Example OAuth Handler

1
2
3
4
5
6
7
8
9
10
11
12
13
14
15
16
17
18
19
20
21
22
func webView(_ webView: WKWebView,
             decidePolicyFor navigationAction: WKNavigationAction,
             decisionHandler: @escaping (WKNavigationActionPolicy) -> Void) {
    let url = navigationAction.request.url?.absoluteString
    let isPostMessageFromMX = url?.hasPrefix(appScheme) == true || url?.hasPrefix(atriumScheme) == true

    if (isPostMessageFromMX) {
        let urlc = URLComponents(string: url ?? "")
        let path = urlc?.path ?? ""
        // There is only one query param ("metadata") with each url, so just grab the first.
        let metaDataQueryItem = urlc?.queryItems?.first

        if path == "/oauthRequested" {
          // Handle OAuth redirect here.
        }

        decisionHandler(.cancel)
        return
    }

    decisionHandler(.allow)
}

4. OAuth: Get the user back to your app

To get back to your app, you’ll want to make sure you set the ui_message_webview_url_scheme to a scheme that your app can respond to when linked from a browser. Once OAuth is complete, the MX page that the user is sent to will try to link back to your app via a URI.

Example URI back to your app

appscheme://oauth_complete?status=<success|error>&member_guid=...

If the status field is success, you can simply continue showing the connect widget.

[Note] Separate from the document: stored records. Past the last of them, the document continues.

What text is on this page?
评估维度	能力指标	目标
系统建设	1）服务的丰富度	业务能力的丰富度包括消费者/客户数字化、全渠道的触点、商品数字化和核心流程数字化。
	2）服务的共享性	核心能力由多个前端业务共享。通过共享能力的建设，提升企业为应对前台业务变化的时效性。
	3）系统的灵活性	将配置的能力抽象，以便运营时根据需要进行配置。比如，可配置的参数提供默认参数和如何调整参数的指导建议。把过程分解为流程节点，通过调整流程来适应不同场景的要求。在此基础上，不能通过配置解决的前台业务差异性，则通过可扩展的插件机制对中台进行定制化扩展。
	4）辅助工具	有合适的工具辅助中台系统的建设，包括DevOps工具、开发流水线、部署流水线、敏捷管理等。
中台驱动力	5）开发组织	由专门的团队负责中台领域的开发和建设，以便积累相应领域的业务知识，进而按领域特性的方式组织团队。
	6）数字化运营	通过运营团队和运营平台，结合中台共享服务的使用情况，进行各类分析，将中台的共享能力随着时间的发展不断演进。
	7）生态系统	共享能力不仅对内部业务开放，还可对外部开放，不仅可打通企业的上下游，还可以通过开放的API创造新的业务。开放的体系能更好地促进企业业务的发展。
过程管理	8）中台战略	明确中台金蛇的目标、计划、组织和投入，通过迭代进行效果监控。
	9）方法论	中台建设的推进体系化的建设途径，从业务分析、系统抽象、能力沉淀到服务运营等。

It will continue as usual. A success message at this point means we were able to successfully get an OAuth token and have started a job. You’ll want to let Connect finish doing it’s thing before moving on.

If the status field is error, you will want to close the widget and show a generic error view that is appropriate for your application. An error at this point can mean anything from a user rejecting OAuth terms to an internal server error. We are working on adding better error messaging, but for now, just plan on making a generic error page to use as a catch all for now and the future.

In iOS, this can be done in the Info.plist. The demo app has been set up to respond to any URI that links to appscheme://.